Although there was no overall difference between the two oxygen saturation groups using the composite outcome measure, marked differences were observed when the two components of the measure were considered independently, the authors wrote. Specifically, death before discharge occurred in 20% of the infants in the lower target group compared with 16% of those in the higher group. In contrast, severe retinopathy among the surviving infants occurred significantly less often in the lower group, at 9%, compared with the higher group, at 18%. These findings, the authors note, “add to the concern that oxygen restriction may increase the rate of death among preterm infants.” As such, they advise exercising caution when considering a strategy that targets oxygen levels in the low range (N. Engl. J. Med. 2010;362:1959-69).

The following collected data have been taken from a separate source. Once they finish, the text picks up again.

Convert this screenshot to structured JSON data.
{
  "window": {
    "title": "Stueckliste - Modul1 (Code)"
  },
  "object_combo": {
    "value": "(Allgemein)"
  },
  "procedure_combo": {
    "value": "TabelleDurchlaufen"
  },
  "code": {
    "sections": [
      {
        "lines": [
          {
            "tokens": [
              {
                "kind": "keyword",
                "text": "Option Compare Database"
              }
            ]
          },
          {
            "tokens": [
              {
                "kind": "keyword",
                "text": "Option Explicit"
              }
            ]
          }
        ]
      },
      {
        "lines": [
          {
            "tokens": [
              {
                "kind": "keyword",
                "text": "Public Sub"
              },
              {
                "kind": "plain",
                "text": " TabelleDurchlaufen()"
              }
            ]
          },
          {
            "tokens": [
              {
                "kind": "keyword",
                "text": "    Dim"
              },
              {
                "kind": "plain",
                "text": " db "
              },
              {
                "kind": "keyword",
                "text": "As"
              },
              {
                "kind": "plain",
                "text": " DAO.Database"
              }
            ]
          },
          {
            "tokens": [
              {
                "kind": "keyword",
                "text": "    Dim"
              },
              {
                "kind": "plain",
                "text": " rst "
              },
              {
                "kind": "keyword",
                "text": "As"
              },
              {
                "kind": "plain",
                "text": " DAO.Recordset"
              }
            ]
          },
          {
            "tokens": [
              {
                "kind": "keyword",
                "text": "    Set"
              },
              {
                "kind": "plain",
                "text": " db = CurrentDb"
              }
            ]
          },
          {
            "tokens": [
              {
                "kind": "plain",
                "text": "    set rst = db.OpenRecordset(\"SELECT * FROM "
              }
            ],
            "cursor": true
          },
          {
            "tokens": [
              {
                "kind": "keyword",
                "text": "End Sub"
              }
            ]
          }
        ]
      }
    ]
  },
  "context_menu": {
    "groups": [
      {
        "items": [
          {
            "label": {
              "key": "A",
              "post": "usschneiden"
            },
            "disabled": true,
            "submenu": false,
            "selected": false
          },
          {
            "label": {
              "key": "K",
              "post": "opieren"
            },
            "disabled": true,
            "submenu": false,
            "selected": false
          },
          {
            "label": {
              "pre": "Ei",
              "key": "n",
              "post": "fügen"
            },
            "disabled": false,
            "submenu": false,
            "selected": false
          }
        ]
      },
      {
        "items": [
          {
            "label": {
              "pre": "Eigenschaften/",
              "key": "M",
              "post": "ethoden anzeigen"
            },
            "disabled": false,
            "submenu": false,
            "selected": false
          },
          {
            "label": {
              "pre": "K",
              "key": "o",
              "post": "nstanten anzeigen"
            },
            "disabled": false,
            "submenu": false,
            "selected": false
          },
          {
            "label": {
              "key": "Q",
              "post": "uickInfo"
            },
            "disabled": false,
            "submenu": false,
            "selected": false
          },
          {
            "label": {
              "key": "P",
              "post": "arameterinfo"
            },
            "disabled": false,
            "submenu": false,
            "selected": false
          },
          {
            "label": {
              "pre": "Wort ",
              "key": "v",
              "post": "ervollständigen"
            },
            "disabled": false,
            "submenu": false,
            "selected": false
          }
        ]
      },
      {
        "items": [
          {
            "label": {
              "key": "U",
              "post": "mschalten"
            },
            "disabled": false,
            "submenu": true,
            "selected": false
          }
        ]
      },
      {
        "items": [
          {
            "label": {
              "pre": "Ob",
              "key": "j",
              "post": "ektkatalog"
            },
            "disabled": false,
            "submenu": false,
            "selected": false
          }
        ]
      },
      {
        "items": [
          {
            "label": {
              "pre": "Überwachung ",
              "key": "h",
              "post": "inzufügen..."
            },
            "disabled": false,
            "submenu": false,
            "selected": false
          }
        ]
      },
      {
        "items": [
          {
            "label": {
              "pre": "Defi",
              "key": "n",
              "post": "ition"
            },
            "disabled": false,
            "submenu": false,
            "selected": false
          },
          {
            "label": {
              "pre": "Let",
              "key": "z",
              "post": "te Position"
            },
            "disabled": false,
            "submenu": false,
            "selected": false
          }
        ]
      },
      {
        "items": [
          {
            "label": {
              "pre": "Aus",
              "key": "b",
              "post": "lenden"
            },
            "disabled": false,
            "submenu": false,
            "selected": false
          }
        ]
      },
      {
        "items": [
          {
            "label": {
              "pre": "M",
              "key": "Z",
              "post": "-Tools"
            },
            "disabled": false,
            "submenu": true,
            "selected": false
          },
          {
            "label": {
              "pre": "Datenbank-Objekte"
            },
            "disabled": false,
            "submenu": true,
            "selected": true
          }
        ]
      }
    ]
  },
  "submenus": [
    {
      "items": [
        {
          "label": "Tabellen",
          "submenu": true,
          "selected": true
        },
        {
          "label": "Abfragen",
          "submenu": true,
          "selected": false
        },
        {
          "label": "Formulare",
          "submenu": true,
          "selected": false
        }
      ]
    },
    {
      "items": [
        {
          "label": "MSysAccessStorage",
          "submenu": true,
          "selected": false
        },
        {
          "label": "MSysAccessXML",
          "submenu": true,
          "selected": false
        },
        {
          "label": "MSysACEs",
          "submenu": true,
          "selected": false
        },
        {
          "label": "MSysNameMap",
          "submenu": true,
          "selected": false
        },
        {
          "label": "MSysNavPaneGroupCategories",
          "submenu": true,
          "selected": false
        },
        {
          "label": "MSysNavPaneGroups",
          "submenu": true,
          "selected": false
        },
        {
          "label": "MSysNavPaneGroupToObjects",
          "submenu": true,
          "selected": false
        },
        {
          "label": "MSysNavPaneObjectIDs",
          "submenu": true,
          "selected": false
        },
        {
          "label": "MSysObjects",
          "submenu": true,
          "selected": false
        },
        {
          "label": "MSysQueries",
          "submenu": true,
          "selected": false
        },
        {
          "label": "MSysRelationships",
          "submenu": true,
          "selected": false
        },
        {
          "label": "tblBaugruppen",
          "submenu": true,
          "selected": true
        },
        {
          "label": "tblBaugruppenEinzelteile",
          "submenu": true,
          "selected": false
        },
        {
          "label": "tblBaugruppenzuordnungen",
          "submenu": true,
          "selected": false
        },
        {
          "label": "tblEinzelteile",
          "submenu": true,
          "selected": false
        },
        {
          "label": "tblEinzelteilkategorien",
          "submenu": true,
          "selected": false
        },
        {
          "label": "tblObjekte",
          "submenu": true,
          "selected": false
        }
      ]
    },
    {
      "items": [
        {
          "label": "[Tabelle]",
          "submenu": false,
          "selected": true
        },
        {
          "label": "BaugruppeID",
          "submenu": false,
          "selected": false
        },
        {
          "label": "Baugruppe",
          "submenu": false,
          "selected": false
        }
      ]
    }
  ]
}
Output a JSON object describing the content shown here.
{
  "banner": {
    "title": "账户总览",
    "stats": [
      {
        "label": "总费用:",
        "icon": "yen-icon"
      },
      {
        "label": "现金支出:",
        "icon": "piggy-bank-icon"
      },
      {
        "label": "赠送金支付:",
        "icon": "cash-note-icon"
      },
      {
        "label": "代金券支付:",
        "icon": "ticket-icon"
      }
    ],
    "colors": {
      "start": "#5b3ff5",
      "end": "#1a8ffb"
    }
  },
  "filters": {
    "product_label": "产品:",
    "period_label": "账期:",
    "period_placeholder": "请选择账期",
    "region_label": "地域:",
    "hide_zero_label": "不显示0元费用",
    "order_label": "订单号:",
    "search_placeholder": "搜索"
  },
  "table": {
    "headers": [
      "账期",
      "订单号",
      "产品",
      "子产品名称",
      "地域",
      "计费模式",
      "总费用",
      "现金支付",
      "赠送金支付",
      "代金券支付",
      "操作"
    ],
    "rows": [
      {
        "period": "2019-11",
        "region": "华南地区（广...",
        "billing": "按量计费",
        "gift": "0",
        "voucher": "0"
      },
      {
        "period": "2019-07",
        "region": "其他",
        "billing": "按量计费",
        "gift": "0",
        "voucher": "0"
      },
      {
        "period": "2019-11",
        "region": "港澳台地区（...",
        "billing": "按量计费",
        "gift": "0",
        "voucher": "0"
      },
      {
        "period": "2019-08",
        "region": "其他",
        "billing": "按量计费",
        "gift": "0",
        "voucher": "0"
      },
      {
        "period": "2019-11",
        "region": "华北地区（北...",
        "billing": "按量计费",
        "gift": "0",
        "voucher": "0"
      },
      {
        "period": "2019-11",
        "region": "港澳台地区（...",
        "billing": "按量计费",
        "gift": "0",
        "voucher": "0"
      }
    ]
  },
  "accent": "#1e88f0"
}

For the CPAP vs. early intubation/surfactant study arm, the primary outcome was death or bronchopulmonary dysplasia, defined by the need for supplemental oxygen at 36 weeks, wrote Dr. Neil N. Finer of the University of California at San Diego, and colleagues. After adjusting for gestational age, medical center, and family clustering, the need for supplemental oxygen was similar in both groups, although the CPAP infants less frequently required intubation or postnatal corticosteroids for bronchopulmonary dysplasia than the surfactant group, and they also required fewer days of mechanical ventilation and were more likely to be alive by day 7, the authors wrote.
Considering the lower complication rate, the findings “support consideration of CPAP as an alternative to routine intubation and surfactant administration in preterm infants,” the authors wrote (N. Engl. J. Med. 2010;362:1970-9).
In an accompanying editorial, Dr. Colin J. Morley of the University of Melbourne stressed that caution is warranted in interpreting the “most important outcome” linking the lower target oxygen saturation range and death before discharge. “Additional research is needed to clarify this finding,” he said. “There were no significant differences between the groups in short-term outcomes that have been associated with relative ischemia.”